HI: Dog sniff for a mere traffic violation unreasonable

The car defendant was in was stopped because of a seat belt violation. Defendant was recognized as being involved in drugs, so a drug dog was called out. Using the drug dog for a mere traffic stop was unreasonable without reasonable suspicion. State v. Alvarez, 2016 Haw. LEXIS 156 (June 30, 2016):

In the case at bar, the canine screen that occurred after the traffic stop was an investigatory act aimed specifically at the crimes of dealing or possessing narcotics.
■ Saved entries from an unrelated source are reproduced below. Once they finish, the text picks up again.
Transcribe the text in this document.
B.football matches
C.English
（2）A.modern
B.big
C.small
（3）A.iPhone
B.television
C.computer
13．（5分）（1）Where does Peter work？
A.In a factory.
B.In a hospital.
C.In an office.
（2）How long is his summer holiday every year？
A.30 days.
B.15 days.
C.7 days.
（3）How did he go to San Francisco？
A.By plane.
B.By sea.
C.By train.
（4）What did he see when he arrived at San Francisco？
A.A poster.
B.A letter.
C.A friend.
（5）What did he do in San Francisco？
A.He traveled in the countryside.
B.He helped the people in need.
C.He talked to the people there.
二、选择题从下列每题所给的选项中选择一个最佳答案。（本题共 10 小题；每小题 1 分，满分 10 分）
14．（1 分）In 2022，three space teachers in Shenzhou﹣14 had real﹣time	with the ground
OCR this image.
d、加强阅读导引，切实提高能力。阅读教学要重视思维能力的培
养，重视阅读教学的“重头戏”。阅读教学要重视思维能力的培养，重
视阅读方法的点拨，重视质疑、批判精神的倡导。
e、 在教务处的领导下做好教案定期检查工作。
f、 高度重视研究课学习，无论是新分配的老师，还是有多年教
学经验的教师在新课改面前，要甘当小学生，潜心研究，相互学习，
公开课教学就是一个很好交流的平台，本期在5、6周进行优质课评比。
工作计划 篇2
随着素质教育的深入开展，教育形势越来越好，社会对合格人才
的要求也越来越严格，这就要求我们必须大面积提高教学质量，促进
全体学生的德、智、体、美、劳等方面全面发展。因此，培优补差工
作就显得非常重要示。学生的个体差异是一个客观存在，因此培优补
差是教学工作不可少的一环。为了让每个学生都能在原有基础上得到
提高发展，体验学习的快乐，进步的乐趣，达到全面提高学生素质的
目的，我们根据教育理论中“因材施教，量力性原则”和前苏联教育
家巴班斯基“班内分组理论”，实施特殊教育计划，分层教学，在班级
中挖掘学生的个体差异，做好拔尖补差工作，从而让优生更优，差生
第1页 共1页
Given the complete absence of any reasonable indication that Alvarez’s vehicle contained illegal contraband, the narcotics detection screen had no justifiable connection to the seatbelt violation that warranted the initial detention. Consequently, the request for and initiation of the drug screen in this case was unjustified, and such an action subjected Alvarez to the same kind of “separate, distinct, and unrelated investigation” that this court deemed constitutionally invalid in Estabillio. Id. at 273, 218 P.3d at 761. Lacking sufficient independent grounds to expand the stop into a narcotics investigation, the drug screen was unrelated to the seatbelt infraction. We therefore hold that the canine screen, as conducted under these circumstances, was an unreasonable and unlawful expansion of the initial traffic detention in violation of article 1, section 7 of the Hawai’i Constitution. See Perez, 111 Hawai#i at 397, 142 P.3d at 1044. As such, the evidence against Alvarez obtained as a result of the screen must be suppressed as “fruit of the poisonous tree.” Estabillio, 121 Hawai#i at 274, 218 P.3d at 761 (quoting State v. Biggar, 68 Haw. 404, 409, 716 P.2d 493, 496 (1986)).

Decided under state constitution alone, but the Fourth Amendment analysis would have been the same. The court of appeals brushed off the argument in an unpublished opinion.